According to May 2011
figures from the U.S. Bureau for Labor Statistics, the average hourly
wage for a lawyer is $62.74 — about $17 more than the West Virginia
abuse and neglect attorneys are getting. But attorneys who specialize in
certain fields often charge far more.
The West Virginia State Bar
says there's no record-keeping that would help generate a
state-specific average, but retiring Supreme Court Justice Thomas McHugh
says $45 is too low to entice many lawyers.
"So hopefully, at some point," he says, "the Legislature will see fit to get those numbers up."
McHugh,
who has watched the child abuse and neglect situation grow with the
explosion of drug abuse, says he's not trying to line lawyers' pockets.
He's trying to invest in the future.
"We've got to start trying to help the children right now," he says, "or those children become the abusers or the criminals.
"In
this case, money really would help," McHugh argues. "What is the most
fundamental thing we have to worry about? It has to be our children.

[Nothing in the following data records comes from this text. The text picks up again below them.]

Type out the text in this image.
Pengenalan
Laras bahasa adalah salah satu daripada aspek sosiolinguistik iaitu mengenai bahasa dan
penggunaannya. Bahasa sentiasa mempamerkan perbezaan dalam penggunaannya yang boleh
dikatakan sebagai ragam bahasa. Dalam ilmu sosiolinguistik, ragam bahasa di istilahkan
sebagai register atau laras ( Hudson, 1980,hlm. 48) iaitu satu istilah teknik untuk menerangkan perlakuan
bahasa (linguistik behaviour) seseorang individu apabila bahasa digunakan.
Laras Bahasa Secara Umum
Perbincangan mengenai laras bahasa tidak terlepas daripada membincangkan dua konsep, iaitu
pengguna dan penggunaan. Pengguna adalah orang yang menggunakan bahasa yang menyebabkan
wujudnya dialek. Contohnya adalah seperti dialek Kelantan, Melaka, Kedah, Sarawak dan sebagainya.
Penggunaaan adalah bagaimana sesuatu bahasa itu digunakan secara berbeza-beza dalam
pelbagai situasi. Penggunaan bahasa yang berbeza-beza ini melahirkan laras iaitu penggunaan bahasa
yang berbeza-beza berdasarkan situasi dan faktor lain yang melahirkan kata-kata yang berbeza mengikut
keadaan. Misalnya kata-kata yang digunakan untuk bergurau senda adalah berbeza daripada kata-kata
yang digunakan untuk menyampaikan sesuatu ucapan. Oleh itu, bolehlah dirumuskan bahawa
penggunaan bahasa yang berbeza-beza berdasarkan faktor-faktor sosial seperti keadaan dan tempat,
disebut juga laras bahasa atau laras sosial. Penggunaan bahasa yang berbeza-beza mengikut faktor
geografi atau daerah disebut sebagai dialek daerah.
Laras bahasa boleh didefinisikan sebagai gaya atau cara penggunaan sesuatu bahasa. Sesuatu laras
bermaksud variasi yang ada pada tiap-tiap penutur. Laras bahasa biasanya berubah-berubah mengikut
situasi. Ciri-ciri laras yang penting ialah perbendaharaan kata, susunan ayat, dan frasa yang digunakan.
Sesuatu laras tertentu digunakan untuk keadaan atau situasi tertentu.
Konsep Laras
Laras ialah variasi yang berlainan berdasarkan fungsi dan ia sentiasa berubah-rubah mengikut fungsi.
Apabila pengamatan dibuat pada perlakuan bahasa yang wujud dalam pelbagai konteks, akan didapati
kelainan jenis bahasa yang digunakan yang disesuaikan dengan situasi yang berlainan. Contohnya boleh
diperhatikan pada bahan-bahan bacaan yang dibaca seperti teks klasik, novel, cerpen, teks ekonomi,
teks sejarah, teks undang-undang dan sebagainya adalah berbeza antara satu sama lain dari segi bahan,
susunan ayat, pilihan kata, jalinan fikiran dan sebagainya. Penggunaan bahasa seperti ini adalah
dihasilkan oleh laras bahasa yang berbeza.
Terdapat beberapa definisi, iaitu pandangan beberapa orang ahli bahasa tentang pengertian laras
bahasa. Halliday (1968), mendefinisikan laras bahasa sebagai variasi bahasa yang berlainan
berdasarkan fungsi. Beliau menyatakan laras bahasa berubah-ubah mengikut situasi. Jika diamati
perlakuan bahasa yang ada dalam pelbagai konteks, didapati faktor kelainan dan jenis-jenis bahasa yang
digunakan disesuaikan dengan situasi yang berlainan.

That's our state. That's our future."
The court has invested in
improving the performance of children's attorneys: It spent more than
$50,000 this year to hold training sessions in Charleston and Morgantown
for nearly 800 lawyers who had to attend to be eligible for the higher
pay.
But Tackett says it's a challenge to sell legislators on the
importance of their work, partly because abuse and neglect cases are
typically confidential.
"So we can talk in generalities about
what's going on with our children and why there's a need to compensate
these attorneys ... and sometimes they will see some of the worst cases
hit the paper," she says. "But in these types of instances we can't
really put faces with these requests. Only the legal community really
understands how bad it is out there."
Senate Finance Committee
Chairman Roman Prezioso says that no matter how worthy, any bill with a
hefty price tag "would really be problematic" in the coming budget year
because the state is wrestling with a $400 million revenue shortfall.
Though
the Marion County Democrat is not familiar with the discrepancy in how
children's attorneys are paid, he says Public Defender Services already
"consumes a tremendous amount of money" and usually requires annual
supplemental funding.
Medicaid, he says, is the No. 1 challenge for legislators.
"We're
not adding people or expanding services, but we're $185 million short,
and we have to plug that first and foremost," Prezioso says. Although
cases involving children are important, he adds, "we don't want anyone
to have to go without health care, especially the indigent."
But
Munster, the attorney who began her career as a social worker in the
1970s, says representing children is "a tremendous amount of work and a
tremendous amount of time."
And if payment is a way that society
shows what someone's work is worth, she argues, "I think it's a strong
indictment of how much we really value our children."